Have you ever wondered, for at least a couple of seconds, that there is something more in the air, in a handful of dust, on the tram, in your house, on your body, basically all around you, than what you can actually see with your eyes? We often tend to ingore anything that is not in our face or of what we think we have nothing to do with. In the case of microbes, this latter statement is just completely off. Did you know, there are 10 times as many microbes living inside and on you as the number of the cells of your body? I assume, at least for the sake of this intimate relationship with these lilliputian fellows, should we care a bit more about them.
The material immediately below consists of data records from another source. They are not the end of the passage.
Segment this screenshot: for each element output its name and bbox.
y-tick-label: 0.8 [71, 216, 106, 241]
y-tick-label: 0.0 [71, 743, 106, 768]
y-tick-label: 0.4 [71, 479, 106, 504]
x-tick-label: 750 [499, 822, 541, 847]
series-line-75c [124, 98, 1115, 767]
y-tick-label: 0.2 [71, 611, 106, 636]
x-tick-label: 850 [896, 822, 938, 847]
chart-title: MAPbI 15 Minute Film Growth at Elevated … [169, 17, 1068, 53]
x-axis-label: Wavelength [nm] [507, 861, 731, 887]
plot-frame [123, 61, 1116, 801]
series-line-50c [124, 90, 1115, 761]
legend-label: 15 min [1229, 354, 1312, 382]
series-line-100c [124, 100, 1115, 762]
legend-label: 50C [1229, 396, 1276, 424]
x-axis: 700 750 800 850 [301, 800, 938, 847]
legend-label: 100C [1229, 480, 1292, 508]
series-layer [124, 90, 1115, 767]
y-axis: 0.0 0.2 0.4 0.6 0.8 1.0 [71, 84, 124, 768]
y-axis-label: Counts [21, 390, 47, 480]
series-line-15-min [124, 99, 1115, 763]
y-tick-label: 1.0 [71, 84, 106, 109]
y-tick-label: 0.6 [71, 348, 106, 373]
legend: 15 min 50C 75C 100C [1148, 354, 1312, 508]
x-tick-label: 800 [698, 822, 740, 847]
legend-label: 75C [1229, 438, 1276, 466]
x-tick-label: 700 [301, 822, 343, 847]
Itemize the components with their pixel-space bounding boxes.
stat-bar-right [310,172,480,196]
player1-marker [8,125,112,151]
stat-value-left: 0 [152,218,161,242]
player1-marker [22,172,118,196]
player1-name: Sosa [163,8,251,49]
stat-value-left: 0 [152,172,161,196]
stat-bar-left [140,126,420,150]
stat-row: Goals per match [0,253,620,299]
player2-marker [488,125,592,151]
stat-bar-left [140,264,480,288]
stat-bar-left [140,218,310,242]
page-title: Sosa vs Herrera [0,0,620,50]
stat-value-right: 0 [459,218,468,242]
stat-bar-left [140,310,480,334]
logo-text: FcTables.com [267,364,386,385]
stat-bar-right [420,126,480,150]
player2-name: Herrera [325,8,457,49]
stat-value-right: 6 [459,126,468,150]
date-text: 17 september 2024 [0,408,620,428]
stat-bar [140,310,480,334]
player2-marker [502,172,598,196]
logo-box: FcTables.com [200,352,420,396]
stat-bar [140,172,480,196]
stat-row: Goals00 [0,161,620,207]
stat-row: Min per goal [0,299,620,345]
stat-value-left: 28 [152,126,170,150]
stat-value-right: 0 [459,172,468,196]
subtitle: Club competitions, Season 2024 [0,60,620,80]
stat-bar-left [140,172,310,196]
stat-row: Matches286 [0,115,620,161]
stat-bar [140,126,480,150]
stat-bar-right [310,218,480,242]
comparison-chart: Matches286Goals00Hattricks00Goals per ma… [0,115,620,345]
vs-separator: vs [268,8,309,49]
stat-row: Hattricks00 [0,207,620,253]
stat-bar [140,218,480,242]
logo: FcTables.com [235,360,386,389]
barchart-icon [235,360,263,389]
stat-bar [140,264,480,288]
Have you ever thought of taking a microbiology class, but never had the chance to do it so? Here is your opportunity presenting itself! There is no need for getting driven right away by the word ’class’, this will rather be an uplifting stroll into the world of microbes and microbiologist, in order to know more about both sides. Just to stick to the Uni vocab, don’t worry there is no prerequisites for this ’course’. Any layman will be able to enjoy the delights of learning about these microsopical beings.

The blogger knows he is incapable of providing a complete, extensive overview of the entire human knowledge on microorganisms. Therefore, he doesn’t even cherish such ideas, rather aims to increase the interest and awereness of the reader towards these tiny living creatures we are all surrounded by. So, have it out: this is an invitation to accompany the blogger in taking his weekly microbiology lab seminar, ongoing at ELTE University, Budapest.